No tricks. No secrets. I do what it says on my tin and encourage wig wearers to follow suit. Which is why I applaud Rafael Nadal, a man who could afford the most modern of hair replacements but who refuses to fight the deforestation to his north. In a recent news.com.au article headlined Fans say the same thing as Rafael Nadal photo causes stir, the message from those “fans” was summed up by this eloquent post on X:
Well done, Rafa, for not preying on people’s insecurities for financial gain, unlike the late great Shane Warne, who I hope it’s not too soon to criticise, and who changed his look after Liz Hurley hit him through the covers.
Whether actually balding or not, Warnie was an ambassador for Advanced Hair Studio.

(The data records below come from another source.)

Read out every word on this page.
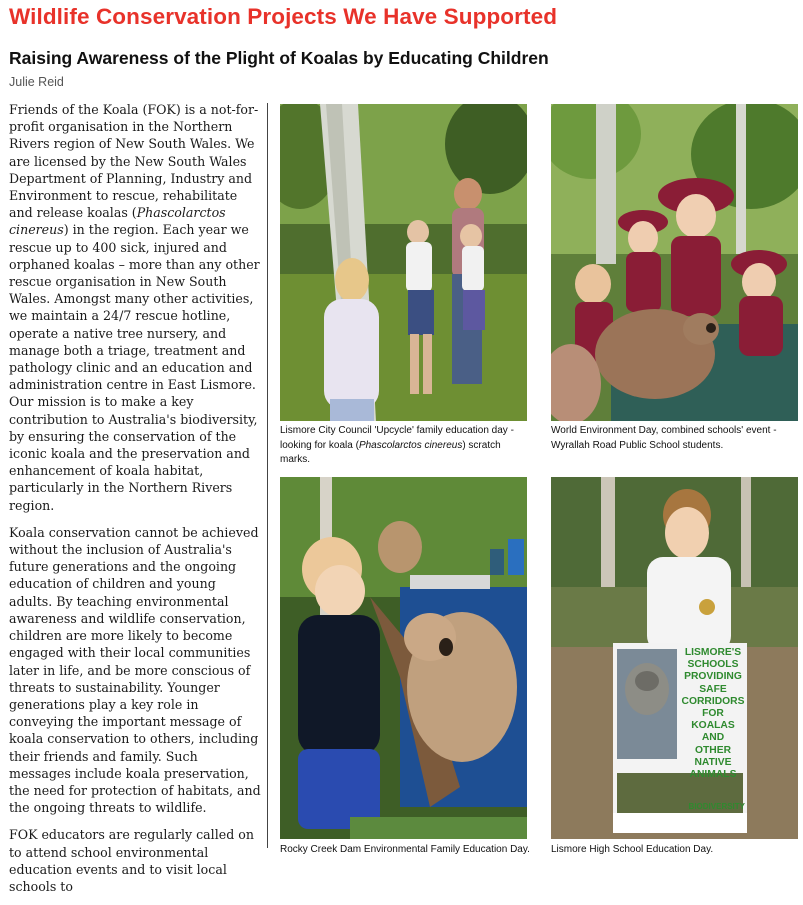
Wildlife Conservation Projects We Have Supported
Raising Awareness of the Plight of Koalas by Educating Children
Julie Reid

Friends of the Koala (FOK) is a not-for-profit organisation in the Northern Rivers region of New South Wales. We are licensed by the New South Wales Department of Planning, Industry and Environment to rescue, rehabilitate and release koalas (Phascolarctos cinereus) in the region. Each year we rescue up to 400 sick, injured and orphaned koalas – more than any other rescue organisation in New South Wales. Amongst many other activities, we maintain a 24/7 rescue hotline, operate a native tree nursery, and manage both a triage, treatment and pathology clinic and an education and administration centre in East Lismore. Our mission is to make a key contribution to Australia's biodiversity, by ensuring the conservation of the iconic koala and the preservation and enhancement of koala habitat, particularly in the Northern Rivers region.

Koala conservation cannot be achieved without the inclusion of Australia's future generations and the ongoing education of children and young adults. By teaching environmental awareness and wildlife conservation, children are more likely to become engaged with their local communities later in life, and be more conscious of threats to sustainability. Younger generations play a key role in conveying the important message of koala conservation to others, including their friends and family. Such messages include koala preservation, the need for protection of habitats, and the ongoing threats to wildlife.

FOK educators are regularly called on to attend school environmental education events and to visit local schools to

Lismore City Council 'Upcycle' family education day - looking for koala (Phascolarctos cinereus) scratch marks.
World Environment Day, combined schools' event - Wyrallah Road Public School students.
Rocky Creek Dam Environmental Family Education Day.
LISMORE'S
SCHOOLS
PROVIDING
SAFE
CORRIDORS
FOR
KOALAS
AND
OTHER
NATIVE
ANIMALS
BIODIVERSITY
Lismore High School Education Day.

NO HAIR, NO LIFE read his T-shirt in one of the ads, outraging not just cancer charities and patients but also, to a lesser extent, bald blokes like me.
As a bald man with some sort of life, at least on weekends, I found the NO HAIR, NO LIFE campaign to be over the top and I appeal to every shiny top out there to be your brave, bold self. There is indeed life after hair. It doesn’t involve shampoo, but that doesn’t make it unconditional.
People assume making fun of the bald guy is harmless, a punchline with no real victim. They think baldness invites less emotional vulnerability than, say, a joke about weight or appearance. But such assumptions ignore the deep personal impact hair loss can have on self-esteem, identity and even perceptions of ageing or virility.
In pop culture, the bald character is often stereotyped: either the villain, the buffoon or the hypermasculine outlier. When a celebrity shaves their head, it’s brave. When someone loses their hair naturally, like Rafa, he’s a free target. Imagine if people still casually mocked someone’s acne – there’d be outrage. But toss in a bald joke and no one blinks.
I’m not saying it’s a good thing how PC we’ve become. You can’t say anything these days without the risk of offending someone. In the name of inclusion, we exclude certain words that haunt our vocabularies from times when tongues were far less tied. I just wanted to point out a double standard, you tubby little shortarse.
Chris Harrison is content director at The Sydney Morning Herald.